Stadium in Bahía Blanca, Argentina

Antonio Miranda Circuit is a motorcycle speedway stadium on the eastern outskirts of Bahía Blanca. It is located on Bermúdez 6000, adjacent (on the eastern side) of Autódromo Ezequiel Crisol. It is operated by the Automoto Club Bahía Blanca, who operate under the Federation called the Confederacion Argentina de Motociclismo Deportivo.

== History ==
In 2012, the stadium hosted arguably its most significant event to date, when it held the final two rounds of the 2012 Speedway Under-21 World Championship on the 3 and 10 November respectively.
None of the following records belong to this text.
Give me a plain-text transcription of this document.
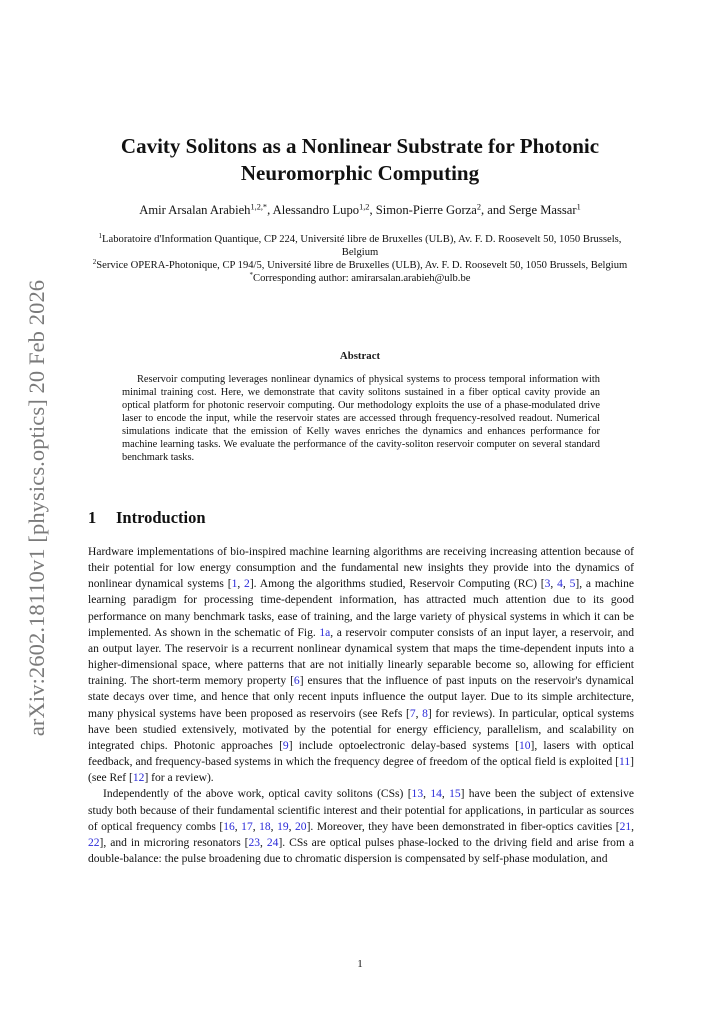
arXiv:2602.18110v1 [physics.optics] 20 Feb 2026
Cavity Solitons as a Nonlinear Substrate for Photonic
Neuromorphic Computing
Amir Arsalan Arabieh$^{1,2,*}$, Alessandro Lupo$^{1,2}$, Simon-Pierre Gorza$^2$, and Serge Massar$^1$

$^1$Laboratoire d'Information Quantique, CP 224, Université libre de Bruxelles (ULB), Av. F. D. Roosevelt 50, 1050 Brussels, Belgium

$^2$Service OPERA-Photonique, CP 194/5, Université libre de Bruxelles (ULB), Av. F. D. Roosevelt 50, 1050 Brussels, Belgium

*Corresponding author: amirarsalan.arabieh@ulb.be

Abstract

Reservoir computing leverages nonlinear dynamics of physical systems to process temporal information with minimal training cost. Here, we demonstrate that cavity solitons sustained in a fiber optical cavity provide an optical platform for photonic reservoir computing. Our methodology exploits the use of a phase-modulated drive laser to encode the input, while the reservoir states are accessed through frequency-resolved readout. Numerical simulations indicate that the emission of Kelly waves enriches the dynamics and enhances performance for machine learning tasks. We evaluate the performance of the cavity-soliton reservoir computer on several standard benchmark tasks.

1 Introduction

Hardware implementations of bio-inspired machine learning algorithms are receiving increasing attention because of their potential for low energy consumption and the fundamental new insights they provide into the dynamics of nonlinear dynamical systems [1, 2]. Among the algorithms studied, Reservoir Computing (RC) [3, 4, 5], a machine learning paradigm for processing time-dependent information, has attracted much attention due to its good performance on many benchmark tasks, ease of training, and the large variety of physical systems in which it can be implemented. As shown in the schematic of Fig. 1a, a reservoir computer consists of an input layer, a reservoir, and an output layer. The reservoir is a recurrent nonlinear dynamical system that maps the time-dependent inputs into a higher-dimensional space, where patterns that are not initially linearly separable become so, allowing for efficient training. The short-term memory property [6] ensures that the influence of past inputs on the reservoir's dynamical state decays over time, and hence that only recent inputs influence the output layer. Due to its simple architecture, many physical systems have been proposed as reservoirs (see Refs [7, 8] for reviews). In particular, optical systems have been studied extensively, motivated by the potential for energy efficiency, parallelism, and scalability on integrated chips. Photonic approaches [9] include optoelectronic delay-based systems [10], lasers with optical feedback, and frequency-based systems in which the frequency degree of freedom of the optical field is exploited [11](see Ref [12] for a review).

Independently of the above work, optical cavity solitons (CSs) [13, 14, 15] have been the subject of extensive study both because of their fundamental scientific interest and their potential for applications, in particular as sources of optical frequency combs [16, 17, 18, 19, 20]. Moreover, they have been demonstrated in fiber-optics cavities [21, 22], and in microring resonators [23, 24]. CSs are optical pulses phase-locked to the driving field and arise from a double-balance: the pulse broadening due to chromatic dispersion is compensated by self-phase modulation, and

1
The stadium also hosts rounds of both versions of the Argentine Individual Speedway Championship; the Campeonato Argentino de Speedway (the winter national championships) and the Campeonato Internacional Argentino (the summer International Championships).

The popularity of speedway in the area has increased since 2020, which has led to the construction of two large stands on the home and back straights.